Wednesday, 14 January 2015
Nissan teams with NASA for 'robot' cars
Driverless vehicles could become a reality thanks to a partnership between a UK car maker and a US space agency.
Nissan has agreed a five-year research and development programme with NASA (the US National Aeronautics and Space Administration) to develop technology for robotic driverless cars.
The factory, which employs nearly 7,000 workers, is already making Nissan’s ground-breaking all-electric Leaf hatchback and has been chosen to produce the sporty Infiniti Q30, which will become the first Sunderland-built model exported to the US when work starts later this year.
Development work with NASA will be carried out in the US by Nissan’s Silicon Valley base later this year, tests will involve Nissan’s Leaf electric car which is built in Sunderland, UK.
The company has set 2020 as the date it plans to introduce driverless vehicles for the mass market.

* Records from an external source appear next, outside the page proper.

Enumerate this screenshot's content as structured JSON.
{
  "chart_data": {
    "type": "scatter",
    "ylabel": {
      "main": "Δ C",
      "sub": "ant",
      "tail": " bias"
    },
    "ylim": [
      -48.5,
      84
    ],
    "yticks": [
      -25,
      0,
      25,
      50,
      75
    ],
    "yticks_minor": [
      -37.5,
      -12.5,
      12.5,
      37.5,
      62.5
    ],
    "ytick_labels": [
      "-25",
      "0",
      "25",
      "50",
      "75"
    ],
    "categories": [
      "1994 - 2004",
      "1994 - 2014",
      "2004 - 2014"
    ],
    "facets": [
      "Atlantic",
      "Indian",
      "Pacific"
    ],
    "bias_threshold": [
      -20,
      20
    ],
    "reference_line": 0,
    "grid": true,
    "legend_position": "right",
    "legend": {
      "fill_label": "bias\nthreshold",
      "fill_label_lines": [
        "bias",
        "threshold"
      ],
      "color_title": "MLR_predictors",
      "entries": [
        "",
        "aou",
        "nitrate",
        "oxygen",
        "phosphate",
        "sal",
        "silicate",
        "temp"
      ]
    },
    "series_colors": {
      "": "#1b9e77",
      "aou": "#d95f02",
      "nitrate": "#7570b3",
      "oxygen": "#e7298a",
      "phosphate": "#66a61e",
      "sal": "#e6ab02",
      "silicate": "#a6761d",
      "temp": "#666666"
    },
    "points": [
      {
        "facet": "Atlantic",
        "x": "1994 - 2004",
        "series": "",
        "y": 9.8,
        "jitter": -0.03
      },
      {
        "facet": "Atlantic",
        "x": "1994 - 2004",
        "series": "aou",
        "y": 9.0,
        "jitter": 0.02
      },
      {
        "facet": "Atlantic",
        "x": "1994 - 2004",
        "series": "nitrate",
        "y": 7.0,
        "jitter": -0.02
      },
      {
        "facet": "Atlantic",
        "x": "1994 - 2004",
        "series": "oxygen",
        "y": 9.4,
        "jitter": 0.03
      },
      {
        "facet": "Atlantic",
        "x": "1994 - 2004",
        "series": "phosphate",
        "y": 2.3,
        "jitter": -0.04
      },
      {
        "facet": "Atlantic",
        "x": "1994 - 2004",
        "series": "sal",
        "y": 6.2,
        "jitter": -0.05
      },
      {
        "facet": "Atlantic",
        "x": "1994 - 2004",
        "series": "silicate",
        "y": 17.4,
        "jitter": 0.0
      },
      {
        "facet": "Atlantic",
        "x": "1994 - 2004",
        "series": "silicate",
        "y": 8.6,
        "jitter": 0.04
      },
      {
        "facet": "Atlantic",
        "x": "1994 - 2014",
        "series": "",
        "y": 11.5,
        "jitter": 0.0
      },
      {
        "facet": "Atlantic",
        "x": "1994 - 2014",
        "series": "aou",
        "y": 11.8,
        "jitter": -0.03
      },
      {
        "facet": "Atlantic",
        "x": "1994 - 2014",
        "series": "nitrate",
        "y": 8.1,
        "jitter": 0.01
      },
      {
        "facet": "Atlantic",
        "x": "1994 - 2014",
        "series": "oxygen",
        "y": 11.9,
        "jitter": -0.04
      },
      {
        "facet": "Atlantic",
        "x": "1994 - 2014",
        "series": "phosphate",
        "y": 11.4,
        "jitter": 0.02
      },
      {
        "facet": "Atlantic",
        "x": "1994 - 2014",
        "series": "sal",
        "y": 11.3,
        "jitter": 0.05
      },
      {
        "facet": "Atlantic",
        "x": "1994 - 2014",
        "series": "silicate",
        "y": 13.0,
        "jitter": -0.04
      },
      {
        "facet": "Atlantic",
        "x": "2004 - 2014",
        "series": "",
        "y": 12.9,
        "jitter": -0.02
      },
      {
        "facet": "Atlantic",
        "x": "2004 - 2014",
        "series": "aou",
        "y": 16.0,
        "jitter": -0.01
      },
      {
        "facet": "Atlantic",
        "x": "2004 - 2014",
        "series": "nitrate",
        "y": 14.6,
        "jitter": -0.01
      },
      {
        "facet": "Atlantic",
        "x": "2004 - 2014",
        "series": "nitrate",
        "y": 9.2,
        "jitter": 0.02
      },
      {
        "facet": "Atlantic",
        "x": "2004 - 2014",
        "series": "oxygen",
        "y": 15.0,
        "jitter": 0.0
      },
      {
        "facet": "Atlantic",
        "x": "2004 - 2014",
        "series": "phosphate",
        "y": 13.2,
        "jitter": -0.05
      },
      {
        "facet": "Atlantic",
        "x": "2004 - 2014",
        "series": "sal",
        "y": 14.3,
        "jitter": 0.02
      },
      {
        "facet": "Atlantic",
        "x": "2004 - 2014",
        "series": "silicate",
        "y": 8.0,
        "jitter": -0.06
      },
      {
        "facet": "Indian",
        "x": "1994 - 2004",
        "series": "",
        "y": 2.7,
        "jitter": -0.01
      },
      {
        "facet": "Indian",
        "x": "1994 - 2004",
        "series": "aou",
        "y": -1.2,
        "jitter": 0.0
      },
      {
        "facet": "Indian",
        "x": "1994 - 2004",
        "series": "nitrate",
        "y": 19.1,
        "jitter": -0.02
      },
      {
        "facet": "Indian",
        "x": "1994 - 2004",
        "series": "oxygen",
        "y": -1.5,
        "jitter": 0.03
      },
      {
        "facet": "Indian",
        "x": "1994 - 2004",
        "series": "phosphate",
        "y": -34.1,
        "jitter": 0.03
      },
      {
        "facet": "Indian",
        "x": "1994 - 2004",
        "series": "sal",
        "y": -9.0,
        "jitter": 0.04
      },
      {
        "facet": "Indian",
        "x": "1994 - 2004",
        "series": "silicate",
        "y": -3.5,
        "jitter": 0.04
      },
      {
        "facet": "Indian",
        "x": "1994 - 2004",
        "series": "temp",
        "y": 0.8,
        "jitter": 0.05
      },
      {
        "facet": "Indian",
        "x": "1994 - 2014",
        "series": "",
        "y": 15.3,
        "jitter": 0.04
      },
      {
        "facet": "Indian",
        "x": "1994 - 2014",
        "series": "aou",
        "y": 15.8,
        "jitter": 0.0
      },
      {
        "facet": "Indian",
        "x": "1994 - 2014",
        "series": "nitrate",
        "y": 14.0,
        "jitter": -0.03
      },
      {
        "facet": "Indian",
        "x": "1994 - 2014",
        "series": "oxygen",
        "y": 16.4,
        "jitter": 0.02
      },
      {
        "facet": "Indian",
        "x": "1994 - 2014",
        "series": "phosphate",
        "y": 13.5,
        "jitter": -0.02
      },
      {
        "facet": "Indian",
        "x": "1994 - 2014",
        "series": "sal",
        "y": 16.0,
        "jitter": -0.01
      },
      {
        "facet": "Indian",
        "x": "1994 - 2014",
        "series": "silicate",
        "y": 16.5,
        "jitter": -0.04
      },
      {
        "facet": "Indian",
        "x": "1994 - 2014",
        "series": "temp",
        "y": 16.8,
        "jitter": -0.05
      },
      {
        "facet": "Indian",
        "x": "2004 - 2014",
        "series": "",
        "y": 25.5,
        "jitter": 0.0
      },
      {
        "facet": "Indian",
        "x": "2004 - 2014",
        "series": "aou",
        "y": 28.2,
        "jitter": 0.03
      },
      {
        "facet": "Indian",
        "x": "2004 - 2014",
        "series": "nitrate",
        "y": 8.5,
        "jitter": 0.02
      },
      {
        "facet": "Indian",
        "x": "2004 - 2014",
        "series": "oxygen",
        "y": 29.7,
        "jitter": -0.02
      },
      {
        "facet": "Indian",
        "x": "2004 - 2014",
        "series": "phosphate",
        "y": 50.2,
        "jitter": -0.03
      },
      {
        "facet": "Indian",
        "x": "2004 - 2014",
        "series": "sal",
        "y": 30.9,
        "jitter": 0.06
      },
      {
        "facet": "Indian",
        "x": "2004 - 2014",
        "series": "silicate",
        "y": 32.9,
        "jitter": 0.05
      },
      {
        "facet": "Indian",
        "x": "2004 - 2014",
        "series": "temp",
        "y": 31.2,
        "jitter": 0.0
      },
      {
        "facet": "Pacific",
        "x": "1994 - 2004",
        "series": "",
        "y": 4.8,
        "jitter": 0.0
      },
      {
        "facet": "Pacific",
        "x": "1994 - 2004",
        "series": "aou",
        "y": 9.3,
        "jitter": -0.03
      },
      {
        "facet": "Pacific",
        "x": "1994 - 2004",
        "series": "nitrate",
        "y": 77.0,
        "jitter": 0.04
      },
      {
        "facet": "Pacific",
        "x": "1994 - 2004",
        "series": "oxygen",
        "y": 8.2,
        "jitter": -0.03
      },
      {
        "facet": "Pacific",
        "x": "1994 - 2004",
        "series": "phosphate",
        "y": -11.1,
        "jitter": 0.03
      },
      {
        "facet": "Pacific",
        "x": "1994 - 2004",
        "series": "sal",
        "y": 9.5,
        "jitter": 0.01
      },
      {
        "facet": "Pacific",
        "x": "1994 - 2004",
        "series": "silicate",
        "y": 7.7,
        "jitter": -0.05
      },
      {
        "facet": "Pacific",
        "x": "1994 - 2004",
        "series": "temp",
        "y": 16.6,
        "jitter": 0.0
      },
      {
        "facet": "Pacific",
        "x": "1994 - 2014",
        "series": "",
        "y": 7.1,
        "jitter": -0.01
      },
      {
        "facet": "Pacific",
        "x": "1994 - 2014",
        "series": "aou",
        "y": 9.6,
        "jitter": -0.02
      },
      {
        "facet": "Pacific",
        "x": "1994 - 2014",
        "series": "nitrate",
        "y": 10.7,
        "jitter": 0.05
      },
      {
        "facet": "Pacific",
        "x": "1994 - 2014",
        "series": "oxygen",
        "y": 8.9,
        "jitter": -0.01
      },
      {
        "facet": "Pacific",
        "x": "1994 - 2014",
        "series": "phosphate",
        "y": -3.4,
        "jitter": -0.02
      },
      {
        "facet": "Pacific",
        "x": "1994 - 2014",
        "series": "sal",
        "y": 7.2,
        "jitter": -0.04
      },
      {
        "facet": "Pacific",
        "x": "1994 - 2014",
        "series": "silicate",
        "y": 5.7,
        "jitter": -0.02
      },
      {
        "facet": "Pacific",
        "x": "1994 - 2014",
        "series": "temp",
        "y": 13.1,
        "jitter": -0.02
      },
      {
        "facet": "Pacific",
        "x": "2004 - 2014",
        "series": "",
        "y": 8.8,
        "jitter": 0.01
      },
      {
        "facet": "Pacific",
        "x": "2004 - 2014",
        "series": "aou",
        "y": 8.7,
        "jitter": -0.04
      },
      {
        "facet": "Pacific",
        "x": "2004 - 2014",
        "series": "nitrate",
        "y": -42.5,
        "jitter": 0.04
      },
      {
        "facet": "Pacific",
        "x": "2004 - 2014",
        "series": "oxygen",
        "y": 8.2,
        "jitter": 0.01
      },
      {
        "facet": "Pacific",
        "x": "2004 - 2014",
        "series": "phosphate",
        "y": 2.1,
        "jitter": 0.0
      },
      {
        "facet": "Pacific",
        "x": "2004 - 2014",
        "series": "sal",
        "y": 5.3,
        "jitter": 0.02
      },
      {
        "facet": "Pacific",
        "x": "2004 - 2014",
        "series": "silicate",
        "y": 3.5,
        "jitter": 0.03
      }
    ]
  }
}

Carlos Ghosn, Nissan president and chief executive, said: “This work will accelerate our development of safe, secure and reliable autonomous driving technology.”
The car maker is not the only manufacturer looking into driverless vehicles; Audi and Toyota have both displayed prototypes.
According to Etienne Henry, Nissan's vice president for product planning, the company’s cars would appeal to the mass market, and could be built in the region.
He added: “Sunderland has proved that with Leaf and the investment in Infiniti Q30 the plant has all of the capabilities to handle major projects.
“It has delivered time and time again in terms of quality and productivity, so it would obviously be a strong candidate,” he added.
Nissan’s Sunderland factory employs nearly 7,000 workers and makes Nissan’s all-electric Leaf hatchback. The plant has been chosen to produce the sporty Infiniti Q30, which will become the first Sunderland-built model exported to the US when work starts later this year.